MySQL:查询有平局的排行榜
我知道这是一个流行的话题,但我仍然没有找到我想要的东西。我想查询一个表
BOOKS_READ
id
user_id
book_id
来格式化列出已阅读书籍最多的用户的排行榜。当用户阅读一本书时,与书籍 ID 和用户 ID 匹配的记录将记录到 books_read 表中。
是否可以对这个查询的结果进行排名,从 1 开始,并考虑到平局?
SELECT user_id, COUNT(*) AS book_count
FROM books_read
GROUP BY user_id
ORDER BY book_count DESC LIMIT 10
如果出现平局,我想在结果中列出一个“=”符号。
例如,
rank user_id book_count
=1 30 121
=1 17 121
2 101 119
=3 11 104
=3 91 104
非常感谢您的帮助!我不介意使用 PHP 来处理其中的一些问题,但我对学习此类事情的直接 SQL 解决方案非常感兴趣:-)
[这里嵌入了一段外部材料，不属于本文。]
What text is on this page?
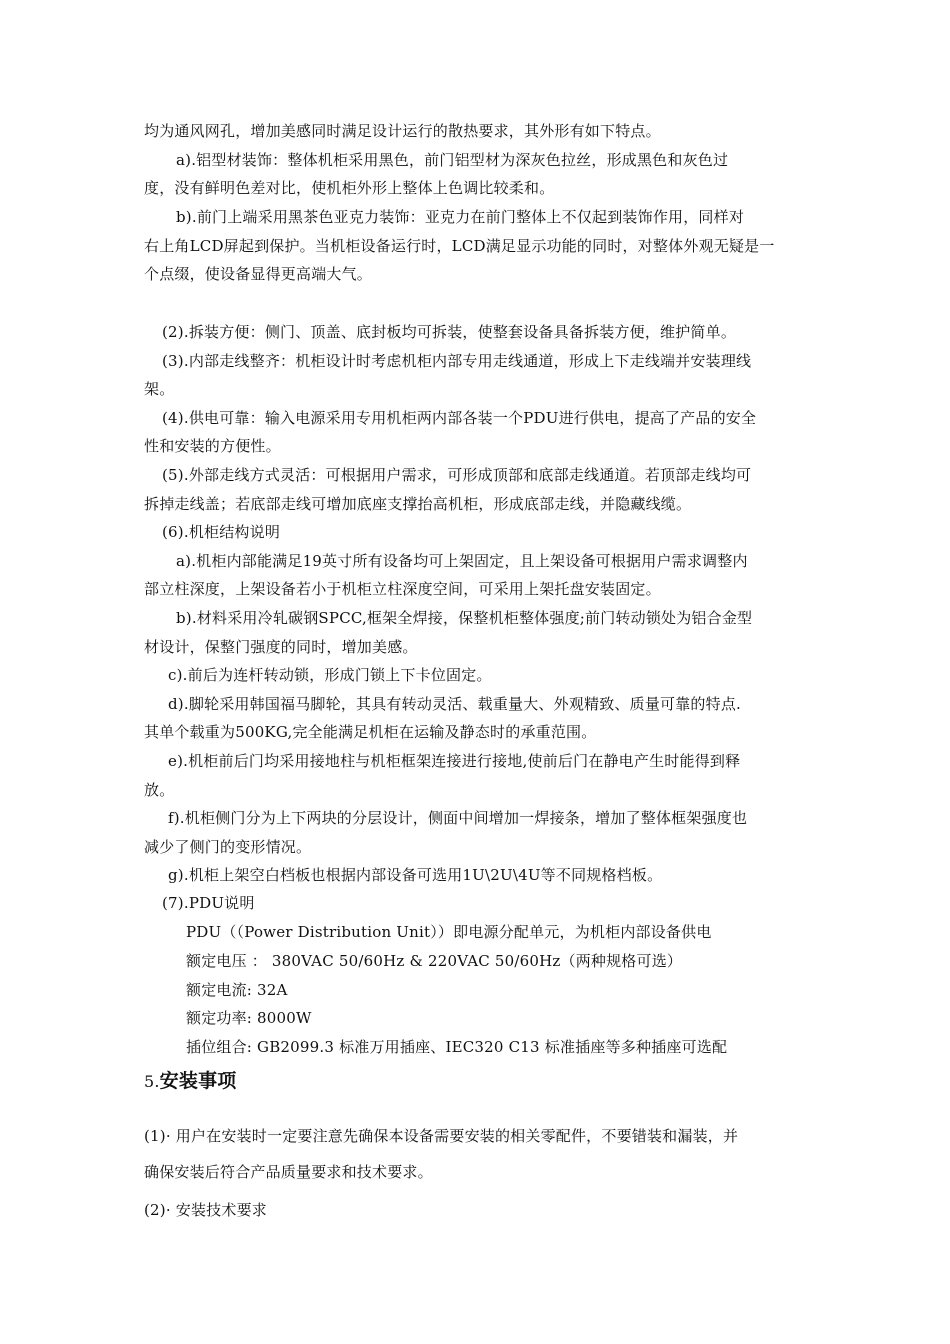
均为通风网孔，增加美感同时满足设计运行的散热要求，其外形有如下特点。
a).铝型材装饰：整体机柜采用黑色，前门铝型材为深灰色拉丝，形成黑色和灰色过
度，没有鲜明色差对比，使机柜外形上整体上色调比较柔和。
b).前门上端采用黑茶色亚克力装饰：亚克力在前门整体上不仅起到装饰作用，同样对
右上角LCD屏起到保护。当机柜设备运行时，LCD满足显示功能的同时，对整体外观无疑是一
个点缀，使设备显得更高端大气。
(2).拆装方便：侧门、顶盖、底封板均可拆装，使整套设备具备拆装方便，维护简单。
(3).内部走线整齐：机柜设计时考虑机柜内部专用走线通道，形成上下走线端并安装理线
架。
(4).供电可靠：输入电源采用专用机柜两内部各装一个PDU进行供电，提高了产品的安全
性和安装的方便性。
(5).外部走线方式灵活：可根据用户需求，可形成顶部和底部走线通道。若顶部走线均可
拆掉走线盖；若底部走线可增加底座支撑抬高机柜，形成底部走线，并隐藏线缆。
(6).机柜结构说明
a).机柜内部能满足19英寸所有设备均可上架固定，且上架设备可根据用户需求调整内
部立柱深度，上架设备若小于机柜立柱深度空间，可采用上架托盘安装固定。
b).材料采用冷轧碳钢SPCC,框架全焊接，保整机柜整体强度;前门转动锁处为铝合金型
材设计，保整门强度的同时，增加美感。
c).前后为连杆转动锁，形成门锁上下卡位固定。
d).脚轮采用韩国福马脚轮，其具有转动灵活、载重量大、外观精致、质量可靠的特点.
其单个载重为500KG,完全能满足机柜在运输及静态时的承重范围。
e).机柜前后门均采用接地柱与机柜框架连接进行接地,使前后门在静电产生时能得到释
放。
f).机柜侧门分为上下两块的分层设计，侧面中间增加一焊接条，增加了整体框架强度也
减少了侧门的变形情况。
g).机柜上架空白档板也根据内部设备可选用1U\2U\4U等不同规格档板。
(7).PDU说明
PDU（（Power Distribution Unit））即电源分配单元，为机柜内部设备供电
额定电压 ： 380VAC 50/60Hz & 220VAC 50/60Hz（两种规格可选）
额定电流: 32A
额定功率: 8000W
插位组合: GB2099.3 标准万用插座、IEC320 C13 标准插座等多种插座可选配
5.安装事项
(1)· 用户在安装时一定要注意先确保本设备需要安装的相关零配件，不要错装和漏装，并
确保安装后符合产品质量要求和技术要求。
(2)· 安装技术要求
I know this is a popular topic, but I still haven't found quite what I'm looking for. I'd like to query one table
BOOKS_READ
id
user_id
book_id
to format a leaderboard of users who have listed the most books as having been read. When a user reads a book, a record matching the book id and the user id gets logged into the books_read table.
Is it possible to rank the results of this query, starting at 1, and with consideration of ties?
SELECT user_id, COUNT(*) AS book_count
FROM books_read
GROUP BY user_id
ORDER BY book_count DESC LIMIT 10
In the event of a tie, I would like to list an '=' sign in the results.
For example,
rank user_id book_count
=1 30 121
=1 17 121
2 101 119
=3 11 104
=3 91 104
Many thanks for any help! I don't mind using PHP to handle some of it, but I'm very interested in learning straight SQL solutions to these kinds of things :-)
如果你对这篇内容有疑问,欢迎到本站社区发帖提问 参与讨论,获取更多帮助,或者扫码二维码加入 Web 技术交流群。
绑定邮箱获取回复消息
由于您还没有绑定你的真实邮箱,如果其他用户或者作者回复了您的评论,将不能在第一时间通知您!
发布评论
评论(2)
给你
它然后你可以使用 PHP 来解析关系。
Giving you
Which you can then use PHP to parse for ties.
你要做的就是统计有多少人的分数比你感兴趣的记录更好,然后加 1。
所以,如果你是最好的玩家,那么 0 个人有更好的分数,所以 0 + 1 = 排名第一。
如果五个人的得分更高,无论其中有多少人相互并列,您仍然是 5 + 1 = 6。
问题是,对于您显示的每一行来说,这是一种昂贵的查询。因此,您可能希望对结果集中的第一行执行此操作,然后在表示层 (PHP) 中为之后的每个行添加一个。执行此操作时,请务必考虑关系。
边缘条件是你不知道结果集中的第一行是否与“他”之前的人相关。因此,您需要知道有多少人与结果集中的第一个人得分相同。 (如果您从顶部开始,这不是问题。)
What you want to do is count the number of people who have a better score than the record you're interested in, and add 1.
So, if you're the best player, zero people have a better score, so 0 + 1 = #1 ranking.
If five people have a better score, regardless of how many of them tied with each other, you're still 5 + 1 = 6.
The problem is that this is kind of an expensive query to do for every row you display. So you probably want to do it for the first row in your result set and then add one for everyone after that in your presentation layer (PHP). Be sure to take ties into consideration as you do this.
And the edge condition is that you don't know if the first row in your result set is tied with people ahead of "him". So you need to know how many people have the same score as the first person in your result set. (If you're starting at the top, this isn't a problem.)